I bought a new Camry. With cash, guys! That's just how good things were!
Anyway, I never got a license and bought my dogs across the border from my close friend Antonio, a Mexican gentleman who sold warm meats out of his trunk. I don't even know what kind of meat they were, but Coach Fran's Giggin' Weenies sold like crack on a cheap bun one you put a little mustard on them and put ol' coach behind the steamer.
But then someone got a hold of a fishy dog, and got sick. How sick? I'll be frank with you: they got very sick. So sick they almost paid the ultimate price: paralysis, a fate worse than death. Imagine it, being trapped in your own body like a prisoner in reeking, fleshy cage! A living hell, I bet.

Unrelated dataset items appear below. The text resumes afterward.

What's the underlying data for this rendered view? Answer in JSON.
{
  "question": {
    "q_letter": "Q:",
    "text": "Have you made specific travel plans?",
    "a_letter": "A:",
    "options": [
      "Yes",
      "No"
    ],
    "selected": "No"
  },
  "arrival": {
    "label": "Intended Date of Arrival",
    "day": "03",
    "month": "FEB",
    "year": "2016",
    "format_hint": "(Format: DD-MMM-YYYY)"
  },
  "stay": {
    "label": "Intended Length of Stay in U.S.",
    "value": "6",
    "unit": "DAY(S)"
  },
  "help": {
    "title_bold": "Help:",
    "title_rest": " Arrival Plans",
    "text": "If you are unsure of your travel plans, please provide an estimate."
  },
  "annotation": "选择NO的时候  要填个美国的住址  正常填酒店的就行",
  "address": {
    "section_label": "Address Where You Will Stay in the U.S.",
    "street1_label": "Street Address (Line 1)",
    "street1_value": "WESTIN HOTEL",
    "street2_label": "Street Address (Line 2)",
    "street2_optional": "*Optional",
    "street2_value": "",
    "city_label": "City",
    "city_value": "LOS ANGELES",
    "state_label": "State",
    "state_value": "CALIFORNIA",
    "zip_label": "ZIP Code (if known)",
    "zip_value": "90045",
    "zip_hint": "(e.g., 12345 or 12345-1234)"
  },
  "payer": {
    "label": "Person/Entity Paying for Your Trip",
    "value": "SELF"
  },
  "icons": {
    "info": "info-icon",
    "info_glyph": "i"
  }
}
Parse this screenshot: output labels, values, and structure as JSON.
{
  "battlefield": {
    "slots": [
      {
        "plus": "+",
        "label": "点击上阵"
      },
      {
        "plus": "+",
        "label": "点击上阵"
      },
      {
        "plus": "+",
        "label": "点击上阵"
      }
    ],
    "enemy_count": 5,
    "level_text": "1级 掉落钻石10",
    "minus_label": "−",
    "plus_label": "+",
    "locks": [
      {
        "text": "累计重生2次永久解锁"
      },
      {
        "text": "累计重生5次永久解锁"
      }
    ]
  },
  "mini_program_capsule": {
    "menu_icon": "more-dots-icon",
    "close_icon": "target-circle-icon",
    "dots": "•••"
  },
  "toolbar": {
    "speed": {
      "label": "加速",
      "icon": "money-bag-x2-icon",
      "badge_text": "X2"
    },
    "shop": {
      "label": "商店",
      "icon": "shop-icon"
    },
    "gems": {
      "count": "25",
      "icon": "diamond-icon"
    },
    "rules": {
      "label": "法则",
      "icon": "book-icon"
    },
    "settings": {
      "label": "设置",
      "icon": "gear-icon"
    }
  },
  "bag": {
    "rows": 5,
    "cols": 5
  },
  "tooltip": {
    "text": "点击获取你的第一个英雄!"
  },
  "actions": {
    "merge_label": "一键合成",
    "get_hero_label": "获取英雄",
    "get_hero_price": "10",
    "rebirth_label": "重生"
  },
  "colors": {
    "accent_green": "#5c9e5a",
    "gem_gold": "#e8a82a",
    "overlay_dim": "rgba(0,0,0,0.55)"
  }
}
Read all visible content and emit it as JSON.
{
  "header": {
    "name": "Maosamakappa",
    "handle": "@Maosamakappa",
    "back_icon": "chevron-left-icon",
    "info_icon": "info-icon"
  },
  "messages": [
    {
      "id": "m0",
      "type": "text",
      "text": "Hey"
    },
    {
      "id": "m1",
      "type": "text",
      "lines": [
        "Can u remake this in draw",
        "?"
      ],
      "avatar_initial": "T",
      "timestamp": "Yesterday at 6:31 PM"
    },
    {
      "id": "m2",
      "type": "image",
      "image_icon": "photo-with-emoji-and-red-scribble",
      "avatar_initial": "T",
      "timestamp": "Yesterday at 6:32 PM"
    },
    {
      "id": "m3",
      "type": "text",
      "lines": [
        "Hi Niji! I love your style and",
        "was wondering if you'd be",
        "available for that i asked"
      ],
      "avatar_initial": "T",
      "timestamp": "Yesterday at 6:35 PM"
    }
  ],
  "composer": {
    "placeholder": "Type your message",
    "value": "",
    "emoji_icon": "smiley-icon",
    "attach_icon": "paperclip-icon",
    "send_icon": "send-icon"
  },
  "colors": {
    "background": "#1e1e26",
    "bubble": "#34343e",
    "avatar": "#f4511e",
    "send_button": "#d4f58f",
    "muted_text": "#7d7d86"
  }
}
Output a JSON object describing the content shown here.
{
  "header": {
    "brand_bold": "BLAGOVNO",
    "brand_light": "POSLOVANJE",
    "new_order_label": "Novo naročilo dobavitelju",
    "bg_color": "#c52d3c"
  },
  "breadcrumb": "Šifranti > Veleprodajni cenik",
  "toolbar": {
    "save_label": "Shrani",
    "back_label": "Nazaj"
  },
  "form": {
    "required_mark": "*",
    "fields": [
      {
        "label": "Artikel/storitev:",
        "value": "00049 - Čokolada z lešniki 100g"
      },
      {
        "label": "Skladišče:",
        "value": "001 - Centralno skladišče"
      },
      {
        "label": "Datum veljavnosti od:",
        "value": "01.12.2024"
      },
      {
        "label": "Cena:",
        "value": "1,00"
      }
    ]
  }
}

Not, this kid got off easier than that--he died. And when his family thought of going to public health, suing the university, and ruining my reputation along with that of Antonio the warm meat merchant and lastly this fine university, I wouldn't accept it. So I had a brief talk with his surviving family and offered them forty dollars and an autographed Dennis Franchione HOLD THE ROPE T-SHIRT for their silence and forgiveness. It's very important to establish trust with those around you, and I genuinely sought to do that.
I was shocked when they refused. Oh, they made a lot of ruckus when I set the house on fire. Whew, and they got even louder when I started firing! But it was for the greater good and after enough screaming and carrying on and hours of me chasing them all through the woods, I think they understand where I'm coming from, and what I'm trying to teach here. I think we've all come through this even closer than when we started, and I've generously paid for their hotel room while they begin to rebuild the lives they once knew before I destroyed them.
Anyway, the really serious part is the hot dog license without a permit, which could be a fine of up to hundreds of dollars here. If you don't want the Bryan and College Station Health Department on you like a bag of barking hammers, you better give Coach Fran what he wants. You don't know hell until you've gotten a kitchen inspection from them. For a mere $2 million dollars, that's what you can avoid. Your choice, friends. Choose wisely.